With his government now rudderless and under pressure, Abadi needs to be seen to be in control. So he struts in the all-black fatigues of the country's elite counter-terror forces; he orders up a new military assault; and he goes on late-night television to promise that "the Iraqi flag will be raised high over the land of Fallujah".
Security threat No 1 in Baghdad is the recent advent of wild, mass protests on Fridays over the political gridlock, corruption and damned awful power and water services, in which followers of the Shiite cleric Muqtada al-Sadr have breached the security perimeter of Baghdad's high-security Green Zone – and last week, even managed to invade Abadi's office. Since the protests began, other Shiite movements have also taken to the streets, lest Sadr and his followers steal a march on them.
Security threat No 2 is a ferocious new wave of suicide attacks that have killed almost 200 people in predominantly Shiite areas of the capital. While analysts read these bombings as a bid by IS to draw Abadi's forces back to the capital and away from efforts to recapture parts of northern and western Iraq held by the jihadists, Baghdad residents hold Abadi's chaotic security services just as responsible as IS for the attacks.
There is also Security threat No 3 – the risk that another failure by Iraq's official security forces would reveal Abadi's dependence on the Shiite militias funded, trained and armed by neighbouring Iran – for which reason they are shunned by Washington.
Launched by Abadi on Sunday, the new war on Fallujah promises to be tough. The reputations of all the players in the Iraq crisis are on the line: Abadi and his administration; the Iraqi security forces and their American and Australian trainers; more than a dozen Shiite militia groups and their Iranian sponsors; and the IS forces that hold Fallujah.

And there are reports of War Crimes being committeed yet again by these militias.

  1. Shia militias crimes لينظر العالم معممين الشيعه مع المحتل الايراني لقتل العوائل السنيه بالفلوجة افضحوهم يامسلمين
  2. Soleimani Spotted near Giving Advice for Shia militias against Iraqi sunni civilians
  3. Shia militia crimes صور مباشر من الفلوجة الحشد الشيعي يستخدم القنابل العنقودية واستشهاد عدد كبير من العوائل افضحوهم
  4. Pics now Shia militia Bombed Iraqi sunnis civilians with cluster bombs in Fallujah


Haider al-Abadi is a US puppet as was Nouri al-Maliki before him as was . . . 

Though some struggle to call Haider what he is today, it's a little more comfortable for some to speak in retrospect.  

RT reports:

The Iraqi government, formed in 2003 after Saddam Hussein’s regime had been overthrown by the US invasion, was fully controlled by “inspectors” from the United States and its allies, a former Iraqi Defense Minister, Hazem Shaalan, told RT.
“I was not independent in my ministry,” Shaalan said. “Inside the ministry, there were American inspectors in each department.

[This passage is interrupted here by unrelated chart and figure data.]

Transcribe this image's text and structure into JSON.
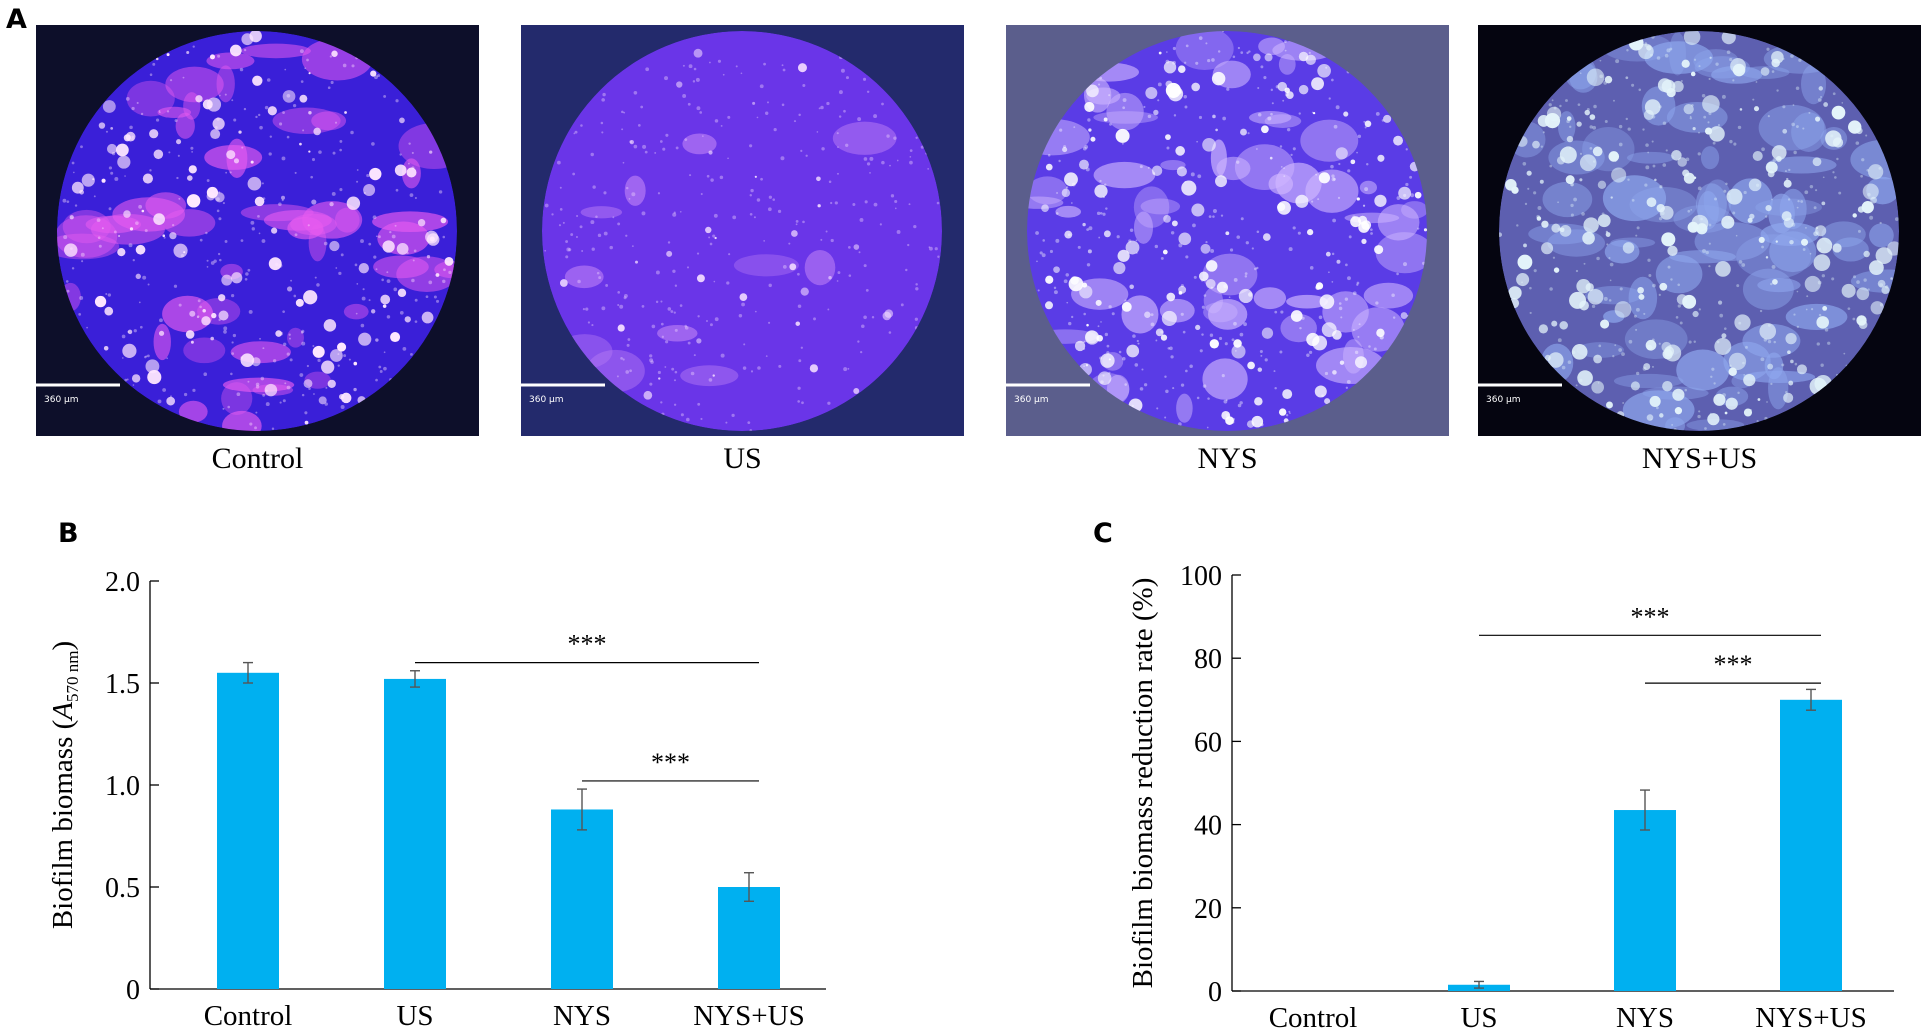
{
  "panels": {
    "a": "A",
    "b": "B",
    "c": "C"
  },
  "micrographs": [
    {
      "label": "Control",
      "scale": "360 µm",
      "bg": "#0d0f2a",
      "base": "#3a1fd8",
      "speckle": "#e85cf0",
      "highlight": "#ffe8ff",
      "density": 0.55
    },
    {
      "label": "US",
      "scale": "360 µm",
      "bg": "#232a6c",
      "base": "#6a35e8",
      "speckle": "#b87cf5",
      "highlight": "#f0d8ff",
      "density": 0.12
    },
    {
      "label": "NYS",
      "scale": "360 µm",
      "bg": "#5b5e8c",
      "base": "#5a3ce6",
      "speckle": "#d0b8ff",
      "highlight": "#ffffff",
      "density": 0.6
    },
    {
      "label": "NYS+US",
      "scale": "360 µm",
      "bg": "#050510",
      "base": "#5d5fb0",
      "speckle": "#8fa8ee",
      "highlight": "#e4f4fa",
      "density": 0.8
    }
  ],
  "chart_data": [
    {
      "type": "bar",
      "categories": [
        "Control",
        "US",
        "NYS",
        "NYS+US"
      ],
      "values": [
        1.55,
        1.52,
        0.88,
        0.5
      ],
      "errors": [
        0.05,
        0.04,
        0.1,
        0.07
      ],
      "ylabel_main": "Biofilm biomass (",
      "ylabel_var": "A",
      "ylabel_sub": "570 nm",
      "ylabel_end": ")",
      "ylim": [
        0,
        2.0
      ],
      "yticks": [
        0,
        0.5,
        1.0,
        1.5,
        2.0
      ],
      "ytick_labels": [
        "0",
        "0.5",
        "1.0",
        "1.5",
        "2.0"
      ],
      "bar_color": "#00b0f0",
      "significance": [
        {
          "from": 1,
          "to": 3,
          "label": "***",
          "y": 1.6
        },
        {
          "from": 2,
          "to": 3,
          "label": "***",
          "y": 1.02
        }
      ]
    },
    {
      "type": "bar",
      "categories": [
        "Control",
        "US",
        "NYS",
        "NYS+US"
      ],
      "values": [
        0,
        1.5,
        43.5,
        70
      ],
      "errors": [
        0,
        0.8,
        4.8,
        2.5
      ],
      "ylabel": "Biofilm biomass reduction rate (%)",
      "ylim": [
        0,
        100
      ],
      "yticks": [
        0,
        20,
        40,
        60,
        80,
        100
      ],
      "ytick_labels": [
        "0",
        "20",
        "40",
        "60",
        "80",
        "100"
      ],
      "bar_color": "#00b0f0",
      "significance": [
        {
          "from": 1,
          "to": 3,
          "label": "***",
          "y": 85.5
        },
        {
          "from": 2,
          "to": 3,
          "label": "***",
          "y": 74
        }
      ]
    }
  ]
}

There were also the British and Australians. There was not a single one department in the ministry, where there would be no inspectors.”
The former defense minister also revealed that the first post-Saddam Iraqi government was not elected but instead was fully appointed by Washington.
Interim Prime Minister of Iraq Ayad Allawi, who held office from 2003 to 2005, was “among the first to be appointed [by the US]. We were all appointed by Americans, by [Lewis Paul ] Bremer [top civilian administrator of the Coalition Provisional Authority of Iraq]. The first [post-Saddam] Iraqi government was appointed directly by Bremer,” Shaalan said adding that “no elections were held.”
The former minister also emphasized that all decisions taken by the prime minister at the time required approval by US authorities. At the same time, this government was protected by the US authorities, he added.